Imprisoned Brazilian drug king Fernandinho Beira-Mar somehow arranged for a shoulder-launched anti-aircraft missile to be delivered to his cell at Bangu One prison before the government confiscated it (June). A high school senior who plagiarized a paper and whose English teacher failed her was nonetheless given a last-minute makeup test in order to graduate, after her parents' lawyer threatened the school district with lengthy litigation (Phoenix, May). A federal environmental official warned of another serious danger of home methamphetamine labs, that they create 5 pounds of dangerous toxic waste for every pound of meth (Bulls Gap, Tenn., May).

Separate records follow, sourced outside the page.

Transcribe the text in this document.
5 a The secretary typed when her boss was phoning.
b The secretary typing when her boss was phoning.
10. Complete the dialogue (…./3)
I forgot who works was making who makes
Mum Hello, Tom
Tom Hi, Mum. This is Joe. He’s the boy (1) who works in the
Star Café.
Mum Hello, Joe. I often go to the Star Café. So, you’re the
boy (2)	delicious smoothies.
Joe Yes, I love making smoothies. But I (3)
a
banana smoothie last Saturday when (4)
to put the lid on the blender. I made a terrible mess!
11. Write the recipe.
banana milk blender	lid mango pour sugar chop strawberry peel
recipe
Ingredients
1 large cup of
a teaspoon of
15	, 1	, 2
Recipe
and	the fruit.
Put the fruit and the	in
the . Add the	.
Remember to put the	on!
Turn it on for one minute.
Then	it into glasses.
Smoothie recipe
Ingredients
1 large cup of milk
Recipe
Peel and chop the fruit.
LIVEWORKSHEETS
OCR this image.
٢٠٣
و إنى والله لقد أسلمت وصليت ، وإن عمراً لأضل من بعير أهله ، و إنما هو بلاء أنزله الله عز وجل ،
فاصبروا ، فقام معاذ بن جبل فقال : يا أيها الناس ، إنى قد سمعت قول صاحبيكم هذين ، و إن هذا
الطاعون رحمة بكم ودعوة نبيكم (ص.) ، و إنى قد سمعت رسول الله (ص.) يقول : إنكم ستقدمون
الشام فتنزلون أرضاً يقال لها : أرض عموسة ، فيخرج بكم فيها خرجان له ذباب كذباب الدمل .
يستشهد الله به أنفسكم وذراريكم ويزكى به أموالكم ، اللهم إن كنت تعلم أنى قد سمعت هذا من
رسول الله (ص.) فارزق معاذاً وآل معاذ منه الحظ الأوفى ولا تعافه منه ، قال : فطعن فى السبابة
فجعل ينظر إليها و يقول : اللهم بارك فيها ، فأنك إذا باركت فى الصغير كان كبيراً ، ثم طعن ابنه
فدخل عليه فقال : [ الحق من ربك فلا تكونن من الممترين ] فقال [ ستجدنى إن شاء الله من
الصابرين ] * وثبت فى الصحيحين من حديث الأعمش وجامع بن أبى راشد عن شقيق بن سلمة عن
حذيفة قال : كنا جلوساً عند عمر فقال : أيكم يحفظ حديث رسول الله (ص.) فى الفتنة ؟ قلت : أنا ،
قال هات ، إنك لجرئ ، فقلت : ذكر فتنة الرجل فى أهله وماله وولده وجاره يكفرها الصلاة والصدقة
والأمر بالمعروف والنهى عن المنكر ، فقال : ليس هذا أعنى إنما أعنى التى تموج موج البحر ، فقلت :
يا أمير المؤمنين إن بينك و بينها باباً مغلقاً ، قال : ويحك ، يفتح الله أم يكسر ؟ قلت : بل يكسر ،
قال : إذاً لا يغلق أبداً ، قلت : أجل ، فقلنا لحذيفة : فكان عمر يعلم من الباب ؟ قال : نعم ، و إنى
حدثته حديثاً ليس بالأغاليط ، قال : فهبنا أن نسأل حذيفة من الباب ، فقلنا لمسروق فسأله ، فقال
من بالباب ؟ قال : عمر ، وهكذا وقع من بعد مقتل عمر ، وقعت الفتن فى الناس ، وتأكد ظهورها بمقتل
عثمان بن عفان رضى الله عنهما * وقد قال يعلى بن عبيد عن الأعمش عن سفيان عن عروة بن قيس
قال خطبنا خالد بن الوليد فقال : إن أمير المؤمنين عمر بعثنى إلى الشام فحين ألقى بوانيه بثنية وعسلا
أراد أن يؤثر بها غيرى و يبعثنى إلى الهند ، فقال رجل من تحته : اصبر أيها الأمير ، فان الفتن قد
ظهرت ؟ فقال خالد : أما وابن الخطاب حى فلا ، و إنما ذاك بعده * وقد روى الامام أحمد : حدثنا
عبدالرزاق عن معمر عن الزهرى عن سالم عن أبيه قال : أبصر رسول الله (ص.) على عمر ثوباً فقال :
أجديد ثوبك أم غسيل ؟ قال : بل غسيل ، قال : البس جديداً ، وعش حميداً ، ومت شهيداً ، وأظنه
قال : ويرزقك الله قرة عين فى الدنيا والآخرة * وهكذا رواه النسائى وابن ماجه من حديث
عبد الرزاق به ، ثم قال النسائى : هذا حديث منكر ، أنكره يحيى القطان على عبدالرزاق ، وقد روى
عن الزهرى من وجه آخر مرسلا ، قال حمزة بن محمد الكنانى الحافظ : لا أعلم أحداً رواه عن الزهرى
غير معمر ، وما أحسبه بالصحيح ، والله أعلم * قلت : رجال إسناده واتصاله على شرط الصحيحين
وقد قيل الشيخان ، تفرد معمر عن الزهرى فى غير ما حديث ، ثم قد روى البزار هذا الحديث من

Four women were taken in by a man who persuaded them to stand topless at their windows so that cutting-edge global satellite technology could give them at-home mammograms (Algarve region of southern Portugal). The "Barbasol bandit," a 44-year-old convenience-store robber whose "mask" consisted of slathered-on shaving cream, pleaded guilty (Vernon, Conn.). A 280-pound sea lion arose from San Francisco Bay, crossed two runways, and made it to a terminal at SFX airport before security detected it. A Columbus, Ohio, suburb proclaimed that residents with odd street addresses should sit in their yards on Friday nights so that people on the other side of the street can visit them, with the situation reversed on Saturday nights (Worthington, Ohio).